There was a man, also a Baptist preacher, from Georgia who was known for his
stance on Civil Rights. Martin Luther King was known to some as a rabble
rouser, a black preacher who wouldn’t leave well enough alone. He was also
known to others as a prophet who instilled hope that all people will be judged by
the content of their character than by the color of their skin. Through non-violent
protest and prayer, and ultimately by the violent end to his life, Martin Luther
King showed us that the power to love is stronger than hate.
Like Martin Luther King, Fred Phelps is a man of deep conviction but what
separates them is the noisy clang of a gong.

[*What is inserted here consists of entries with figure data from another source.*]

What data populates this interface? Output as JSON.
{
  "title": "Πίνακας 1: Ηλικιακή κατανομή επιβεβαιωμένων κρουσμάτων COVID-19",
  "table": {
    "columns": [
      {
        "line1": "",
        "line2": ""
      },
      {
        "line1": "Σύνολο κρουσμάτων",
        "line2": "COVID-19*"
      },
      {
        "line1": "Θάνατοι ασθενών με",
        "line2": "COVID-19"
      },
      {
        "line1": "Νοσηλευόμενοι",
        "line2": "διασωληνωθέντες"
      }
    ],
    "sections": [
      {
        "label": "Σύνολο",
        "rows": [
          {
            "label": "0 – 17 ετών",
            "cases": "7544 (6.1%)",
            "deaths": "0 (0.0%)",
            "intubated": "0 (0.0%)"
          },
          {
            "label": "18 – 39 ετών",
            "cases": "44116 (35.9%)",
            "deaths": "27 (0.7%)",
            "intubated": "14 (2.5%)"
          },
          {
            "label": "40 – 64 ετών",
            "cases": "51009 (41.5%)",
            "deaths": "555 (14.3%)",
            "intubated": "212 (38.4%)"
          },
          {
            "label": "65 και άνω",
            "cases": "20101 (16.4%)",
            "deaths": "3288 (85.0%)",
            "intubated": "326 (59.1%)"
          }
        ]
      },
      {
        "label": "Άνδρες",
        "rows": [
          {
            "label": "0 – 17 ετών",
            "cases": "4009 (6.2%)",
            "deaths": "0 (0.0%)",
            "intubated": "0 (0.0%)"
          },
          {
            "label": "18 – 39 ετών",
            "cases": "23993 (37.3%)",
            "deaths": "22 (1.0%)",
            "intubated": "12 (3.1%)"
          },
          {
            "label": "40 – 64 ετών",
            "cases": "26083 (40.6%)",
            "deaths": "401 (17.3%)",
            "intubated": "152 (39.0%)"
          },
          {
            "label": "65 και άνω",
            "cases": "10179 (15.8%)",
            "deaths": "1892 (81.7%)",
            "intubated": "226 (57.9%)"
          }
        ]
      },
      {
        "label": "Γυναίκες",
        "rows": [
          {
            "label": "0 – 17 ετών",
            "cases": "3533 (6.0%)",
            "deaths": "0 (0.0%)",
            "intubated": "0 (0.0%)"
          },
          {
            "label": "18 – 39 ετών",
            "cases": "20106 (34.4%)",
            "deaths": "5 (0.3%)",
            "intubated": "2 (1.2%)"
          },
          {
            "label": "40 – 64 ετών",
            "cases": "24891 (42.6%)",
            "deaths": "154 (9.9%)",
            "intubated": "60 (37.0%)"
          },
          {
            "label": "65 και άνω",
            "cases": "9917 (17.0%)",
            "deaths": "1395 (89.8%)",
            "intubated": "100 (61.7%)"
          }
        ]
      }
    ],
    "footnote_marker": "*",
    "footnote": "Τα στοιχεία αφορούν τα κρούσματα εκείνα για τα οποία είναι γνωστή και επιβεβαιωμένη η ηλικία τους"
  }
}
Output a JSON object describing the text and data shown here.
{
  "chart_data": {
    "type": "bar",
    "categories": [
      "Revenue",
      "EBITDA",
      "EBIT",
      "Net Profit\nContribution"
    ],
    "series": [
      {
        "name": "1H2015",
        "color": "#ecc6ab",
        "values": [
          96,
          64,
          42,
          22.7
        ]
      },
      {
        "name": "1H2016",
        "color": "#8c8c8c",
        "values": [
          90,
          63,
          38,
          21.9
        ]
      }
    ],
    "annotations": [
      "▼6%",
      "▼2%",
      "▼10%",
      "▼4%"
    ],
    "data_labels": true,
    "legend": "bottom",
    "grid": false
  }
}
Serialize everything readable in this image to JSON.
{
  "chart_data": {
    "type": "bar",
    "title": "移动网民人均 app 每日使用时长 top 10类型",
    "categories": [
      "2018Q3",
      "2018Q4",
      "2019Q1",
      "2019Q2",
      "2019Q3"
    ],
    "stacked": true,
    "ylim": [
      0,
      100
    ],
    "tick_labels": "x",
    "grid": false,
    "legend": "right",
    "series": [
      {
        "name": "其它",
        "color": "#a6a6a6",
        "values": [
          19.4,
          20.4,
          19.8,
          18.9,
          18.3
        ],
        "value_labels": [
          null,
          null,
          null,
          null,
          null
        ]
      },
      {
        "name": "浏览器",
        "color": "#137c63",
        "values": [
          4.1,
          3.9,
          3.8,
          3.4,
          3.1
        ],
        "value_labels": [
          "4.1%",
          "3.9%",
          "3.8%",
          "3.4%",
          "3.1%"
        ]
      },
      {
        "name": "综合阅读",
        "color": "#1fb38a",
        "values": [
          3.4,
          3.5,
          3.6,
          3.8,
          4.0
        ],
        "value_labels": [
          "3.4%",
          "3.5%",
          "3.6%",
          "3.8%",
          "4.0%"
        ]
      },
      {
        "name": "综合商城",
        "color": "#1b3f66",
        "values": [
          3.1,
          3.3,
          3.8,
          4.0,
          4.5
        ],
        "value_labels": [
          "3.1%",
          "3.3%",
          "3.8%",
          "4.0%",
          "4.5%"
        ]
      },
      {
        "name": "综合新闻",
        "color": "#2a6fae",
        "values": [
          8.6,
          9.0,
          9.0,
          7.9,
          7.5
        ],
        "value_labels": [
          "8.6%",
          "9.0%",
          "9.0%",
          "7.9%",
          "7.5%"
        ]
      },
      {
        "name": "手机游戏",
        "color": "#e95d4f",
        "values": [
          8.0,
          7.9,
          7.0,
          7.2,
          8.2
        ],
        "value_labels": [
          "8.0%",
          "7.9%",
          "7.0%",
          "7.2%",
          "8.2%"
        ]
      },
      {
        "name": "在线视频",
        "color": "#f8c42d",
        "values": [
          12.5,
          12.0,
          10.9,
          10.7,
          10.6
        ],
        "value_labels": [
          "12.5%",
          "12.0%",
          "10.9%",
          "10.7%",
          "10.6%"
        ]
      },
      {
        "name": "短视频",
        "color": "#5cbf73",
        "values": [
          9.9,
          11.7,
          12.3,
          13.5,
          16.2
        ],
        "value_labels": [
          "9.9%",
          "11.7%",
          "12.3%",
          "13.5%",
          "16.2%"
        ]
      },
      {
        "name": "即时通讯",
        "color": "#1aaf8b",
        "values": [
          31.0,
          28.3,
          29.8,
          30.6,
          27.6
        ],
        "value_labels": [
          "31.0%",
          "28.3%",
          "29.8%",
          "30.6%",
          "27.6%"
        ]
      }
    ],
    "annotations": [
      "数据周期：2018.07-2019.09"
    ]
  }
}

What separates them is hate,
arrogance, resentment, taking delight at other people’s pain and tragedy. What
separates him from Martin Luther King is that one is a disciple of the Lord Jesus
and the other claims to be; one is a Christian and the other isn’t.
You and I are able to love because God loved us first. The cause of our loving
God is God. God is both the origin of love and its completion. God is the
occasion for Valentine’s Day, getting married, delighting in your children, and
sending money to Haiti. God is the ultimate end of desire. We love because God
loves.
Love is something you do. Disciples of Jesus display the love of God through
acts of kindness and compassion, through forgiveness and mercy, through
gentleness and hospitality. By what we do, does the world know that you and I
are disciples of Jesus?
Love is probably the most over used and misunderstood word there is. Love isn’
t an adjective but a verb. Love isn’t a feeling but action. Love bears all things,
hopes all things, endures all things. Love never ends.